Adam Smith's account of primitive-original accumulation depicted a peaceful process, in which some workers laboured more diligently than others and gradually built up wealth, eventually leaving the less diligent workers to accept living wages for their labour. Karl Marx rejected this explanation as "childishness," instead stating that, in the words of David Harvey, primitive accumulation "entailed taking land, say, enclosing it, and expelling a resident population to create a landless proletariat, and then releasing the land into the privatised mainstream of capital accumulation". This would be accomplished through violence, war, enslavement, and colonialism.

Marx “We find on the market a set of buyers, possessed of land, machinery, raw materials, and the means of subsistence, all of them, save land, the products of labour, and on the other hand, a set of sellers who have nothing to sell except their labouring power, their working arms and brains.”


System as a way of controlling population

Is the current system 's agenda more for the purpose of population control? 

For those who (the British Royalty etc) subscribe to Malthusian religion of over population, I believe Henry George 's Book has provided the necessary counter argument against this and I quote:

"Once the demand for quantity is satisfied, we seek quality. As human power to gratify our wants increases, our aspirations grow. At the lower levels of desire, we seek merely to satisfy our senses. Moving to higher forms of desire, humans awaken to other things. We brave the desert and the polar sea, but not for food; we want to know how the earth was formed and how life arose. We toil to satisfy a hunger no animal has felt, a thirst no beast can know.

Given more food and better conditions, animals and vegetables can only multiply — but humans will develop. In the one case, the expansive force can only extend in greater numbers. In the other, it will tend to extend existence into higher forms and wider powers.

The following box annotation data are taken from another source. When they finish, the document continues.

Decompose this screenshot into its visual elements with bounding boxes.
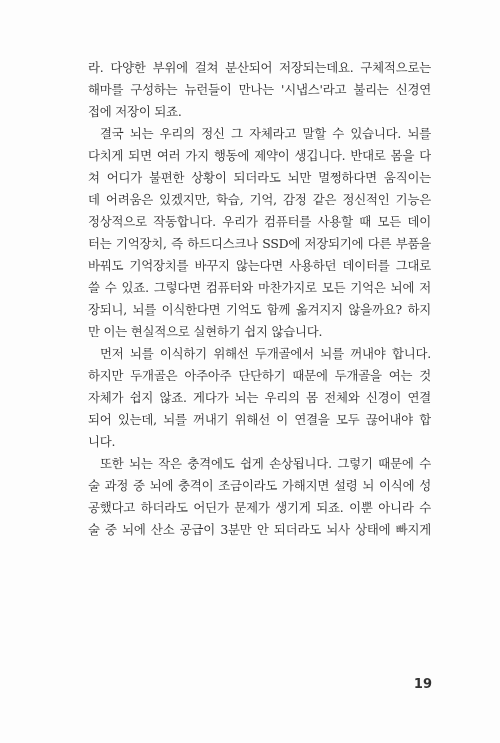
text-line: 데 어려움은 있겠지만, 학습, 기억, 감정 같은 정신적인 기능은 bbox=[88, 192, 431, 207]
paragraph-first-line: 결국 뇌는 우리의 정신 그 자체라고 말할 수 있습니다. 뇌를 bbox=[100, 126, 431, 141]
text-line: 쳐 어디가 불편한 상황이 되더라도 뇌만 멀쩡하다면 움직이는 bbox=[88, 170, 431, 185]
text-line: 정상적으로 작동합니다. 우리가 컴퓨터를 사용할 때 모든 데이 bbox=[88, 214, 431, 229]
text-line: 바꿔도 기억장치를 바꾸지 않는다면 사용하던 데이터를 그대로 bbox=[88, 258, 431, 273]
text-line: 해마를 구성하는 뉴런들이 만나는 '시냅스'라고 불리는 신경연 bbox=[88, 82, 431, 97]
text-line: 술 과정 중 뇌에 충격이 조금이라도 가해지면 설령 뇌 이식에 성 bbox=[88, 478, 431, 493]
text-line: 자체가 쉽지 않죠. 게다가 뇌는 우리의 몸 전체와 신경이 연결 bbox=[88, 390, 431, 405]
text-line: 장되니, 뇌를 이식한다면 기억도 함께 옮겨지지 않을까요? 하지 bbox=[88, 302, 431, 317]
text-line: 공했다고 하더라도 어딘가 문제가 생기게 되죠. 이뿐 아니라 수 bbox=[88, 500, 431, 515]
paragraph-first-line: 또한 뇌는 작은 충격에도 쉽게 손상됩니다. 그렇기 때문에 수 bbox=[100, 456, 431, 471]
text-line: 하지만 두개골은 아주아주 단단하기 때문에 두개골을 여는 것 bbox=[88, 368, 431, 383]
text-line: 다치게 되면 여러 가지 행동에 제약이 생깁니다. 반대로 몸을 다 bbox=[88, 148, 431, 163]
text-line: 터는 기억장치, 즉 하드디스크나 SSD에 저장되기에 다른 부품을 bbox=[88, 236, 431, 251]
text-line: 니다. bbox=[88, 434, 116, 449]
text-line: 만 이는 현실적으로 실현하기 쉽지 않습니다. bbox=[88, 324, 323, 339]
page-number: 19 bbox=[413, 677, 432, 692]
text-line: 되어 있는데, 뇌를 꺼내기 위해선 이 연결을 모두 끊어내야 합 bbox=[88, 412, 431, 427]
paragraph-first-line: 먼저 뇌를 이식하기 위해선 두개골에서 뇌를 꺼내야 합니다. bbox=[100, 346, 431, 361]
text-line: 쓸 수 있죠. 그렇다면 컴퓨터와 마찬가지로 모든 기억은 뇌에 저 bbox=[88, 280, 431, 295]
text-line: 술 중 뇌에 산소 공급이 3분만 안 되더라도 뇌사 상태에 빠지게 bbox=[88, 522, 431, 537]
text-line: 접에 저장이 되죠. bbox=[88, 104, 182, 119]
body-text bbox=[88, 57, 431, 541]
text-line: 라. 다양한 부위에 걸쳐 분산되어 저장되는데요. 구체적으로는 bbox=[88, 60, 431, 75]
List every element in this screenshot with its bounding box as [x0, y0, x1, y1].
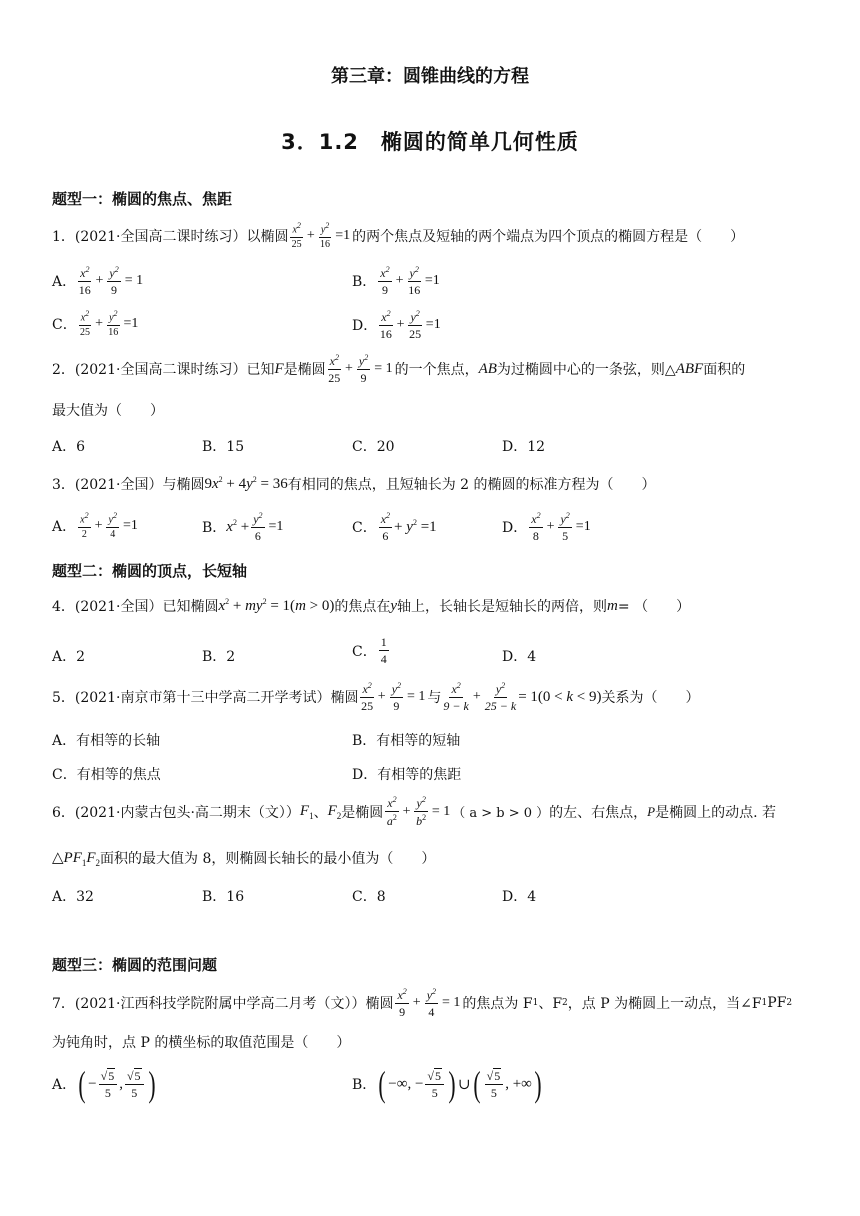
q1-tail: 的两个焦点及短轴的两个端点为四个顶点的椭圆方程是（ ）: [352, 229, 745, 246]
q5-option-a[interactable]: A．有相等的长轴: [52, 733, 161, 749]
type2-heading: 题型二：椭圆的顶点，长短轴: [52, 562, 248, 580]
chapter-title: 第三章：圆锥曲线的方程: [331, 66, 529, 87]
question-1: 1．(2021·全国高二课时练习）以椭圆 $\frac{x^2}{25}$ + $\frac{y^2}{16}$ =1 的两个焦点及短轴的两个端点为四个顶点的椭圆方程是（ ）: [52, 221, 745, 251]
q7-line2: 为钝角时，点 P 的横坐标的取值范围是（ ）: [52, 1035, 351, 1051]
q3-option-b[interactable]: B． $x^2$ + $\frac{y^2}{6}$ =1: [202, 511, 284, 543]
q1-option-a[interactable]: A． $\frac{x^2}{16}$ + $\frac{y^2}{9}$ = 1: [52, 265, 144, 297]
q2-option-d[interactable]: D．12: [502, 439, 546, 455]
q1-frac-y: $\frac{y^2}{16}$: [320, 221, 331, 251]
q2-line2: 最大值为（ ）: [52, 403, 164, 419]
question-4: 4．(2021·全国）已知椭圆 $x^2 + my^2 = 1(m > 0)$ 的焦点在 y 轴上，长轴长是短轴长的两倍，则 m = （ ）: [52, 597, 691, 615]
q2-option-b[interactable]: B．15: [202, 439, 245, 455]
q2-option-c[interactable]: C．20: [352, 439, 395, 455]
q6-option-d[interactable]: D．4: [502, 889, 537, 905]
q4-option-b[interactable]: B．2: [202, 649, 236, 665]
q1-option-b[interactable]: B． $\frac{x^2}{9}$ + $\frac{y^2}{16}$ =1: [352, 265, 440, 297]
q1-option-d[interactable]: D． $\frac{x^2}{16}$ + $\frac{y^2}{25}$ =1: [352, 309, 441, 341]
type1-heading: 题型一：椭圆的焦点、焦距: [52, 190, 233, 208]
q1-lead: 1．(2021·全国高二课时练习）以椭圆: [52, 229, 289, 246]
q5-option-d[interactable]: D．有相等的焦距: [352, 767, 462, 783]
q6-line2: $\triangle PF_1F_2$ 面积的最大值为 8，则椭圆长轴长的最小值为（ ）: [52, 850, 436, 868]
question-7: 7．(2021·江西科技学院附属中学高二月考（文））椭圆 $\frac{x^2}{9}$ + $\frac{y^2}{4}$ = 1 的焦点为 F 1 、F 2 ，点 P 为椭圆上一动点，当∠F 1 PF 2: [52, 987, 793, 1019]
q4-option-c[interactable]: C． $\frac{1}{4}$: [352, 635, 387, 666]
q7-option-b[interactable]: B． ( −∞, − $\frac{√5}{5}$ ) ∪ ( $\frac{√5}{5}$ , +∞ ): [352, 1064, 542, 1104]
q5-option-b[interactable]: B．有相等的短轴: [352, 733, 461, 749]
question-6: 6．(2021·内蒙古包头·高二期末（文）） $F_1$ 、 $F_2$ 是椭圆 $\frac{x^2}{a^2}$ + $\frac{y^2}{b^2}$ = 1 （ a > b > 0 ） 的左、右焦点， P 是椭圆上的动点. 若: [52, 795, 777, 828]
question-2: 2．(2021·全国高二课时练习）已知 F 是椭圆 $\frac{x^2}{25}$ + $\frac{y^2}{9}$ = 1 的一个焦点， AB 为过椭圆中心的一条弦，则△ ABF 面积的: [52, 353, 746, 385]
q6-option-a[interactable]: A．32: [52, 889, 94, 905]
q3-option-d[interactable]: D． $\frac{x^2}{8}$ + $\frac{y^2}{5}$ =1: [502, 511, 591, 543]
q3-option-c[interactable]: C． $\frac{x^2}{6}$ + $y^2 =1$: [352, 511, 437, 543]
q2-option-a[interactable]: A．6: [52, 439, 86, 455]
q6-option-b[interactable]: B．16: [202, 889, 245, 905]
q4-option-d[interactable]: D．4: [502, 649, 537, 665]
q7-option-a[interactable]: A． ( − $\frac{√5}{5}$ , $\frac{√5}{5}$ ): [52, 1064, 156, 1104]
type3-heading: 题型三：椭圆的范围问题: [52, 956, 218, 974]
q1-option-c[interactable]: C． $\frac{x^2}{25}$ + $\frac{y^2}{16}$ =1: [52, 309, 139, 339]
question-3: 3．(2021·全国）与椭圆 $9x^2 + 4y^2 = 36$ 有相同的焦点，且短轴长为 2 的椭圆的标准方程为（ ）: [52, 475, 656, 493]
section-title: 3．1.2 椭圆的简单几何性质: [281, 130, 579, 154]
q3-option-a[interactable]: A． $\frac{x^2}{2}$ + $\frac{y^2}{4}$ =1: [52, 511, 138, 541]
q4-option-a[interactable]: A．2: [52, 649, 86, 665]
q5-option-c[interactable]: C．有相等的焦点: [52, 767, 161, 783]
q1-frac-x: $\frac{x^2}{25}$: [291, 221, 302, 251]
q6-option-c[interactable]: C．8: [352, 889, 386, 905]
question-5: 5．(2021·南京市第十三中学高二开学考试）椭圆 $\frac{x^2}{25}$ + $\frac{y^2}{9}$ = 1 与 $\frac{x^2}{9 - k}$ + $\frac{y^2}{25 - k}$ = 1(0 < k < 9) 关系为（ ）: [52, 681, 700, 713]
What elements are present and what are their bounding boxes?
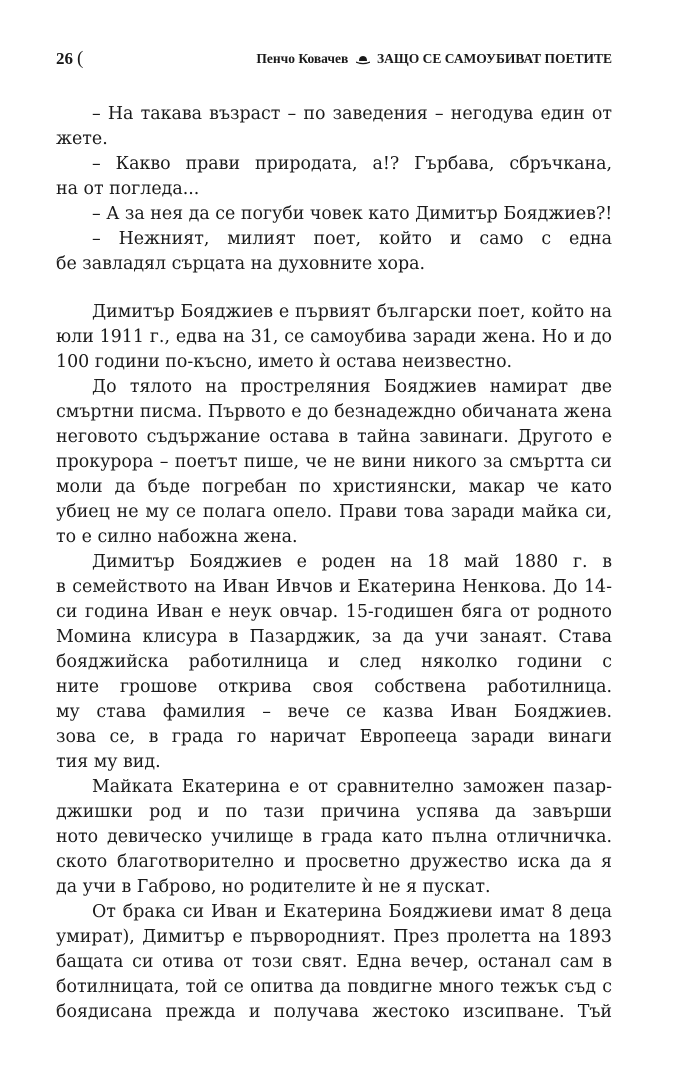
running-header-title: ЗАЩО СЕ САМОУБИВАТ ПОЕТИТЕ — [377, 51, 612, 66]
text-line: то е силно набожна жена. — [56, 527, 298, 547]
text-line: 100 години по-късно, името ѝ остава неизвестно. — [56, 352, 513, 372]
text-line: зова се, в града го наричат Европееца заради винаги — [56, 727, 612, 747]
text-line: му става фамилия – вече се казва Иван Бояджиев. — [56, 702, 612, 722]
text-line: боядисана прежда и получава жестоко изсипване. Тъй — [56, 1002, 612, 1022]
text-line: моли да бъде погребан по християнски, макар че като — [56, 477, 612, 497]
page-header — [56, 48, 612, 70]
text-line: До тялото на простреляния Бояджиев намират две — [92, 377, 612, 397]
text-line: Димитър Бояджиев е роден на 18 май 1880 г. в — [92, 552, 612, 572]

None of this supports Malthus' theory. Facts do not uphold it, and analogy does not support it. It is a pure figment of the imagination, like the preconceptions that kept people from recognizing that the earth was round and moved around the sun.

This theory of population is as unfounded as if we made an assumption about the growth of a baby from the rate of its early months. Say it weighed ten pounds at birth and twenty pounds at eight months. From this, we might calculate a result quite as striking as that of Mr. Malthus. By this logic it would be the size of an elephant at twelve, and at thirty would weigh over a billion tons."

Quoted from Bertrand Russell's Proposed Roads to Freedom:

Malthus contended, in effect, that population always tends to increase up to the limit of subsistence, that the production of food becomes more expensive as its amount is increased, and that therefore, apart from short exceptional periods when new discoveries produce temporary alleviation, the bulk of mankind must always be at the lowest level consistent with survival and reproduction. As applied to the civilised races of the world, this doctrine is becoming untrue through the rapid decline in the birthrate; but, apart from this decline, there are many other reasons why the doctrine cannot be accepted, at any rate as regards the near future.

Quoted from Alan Watts:

The fear that adequate production and affluence will take away all restraint on the growth of population is simply against the facts, for overpopulation is a symptom of poverty, not wealth. Japan, thus far the one fully industrialized nation of Asia, is also the one Asian country with an effective program of population control. The birth rate is also falling in Sweden, West Germany, Switzerland, and the United States. On the other hand, the poorer nations of Asia and Africa resent and resist the advice that their populations be pruned, in the feeling that this is just another of the white man’s tricks for cutting down their political power. Thus, the one absolutely urgent and humane method of population control is to do everything possible to increase the world’s food supply, and to divert to this end the wealth and energy now being squandered on military technology.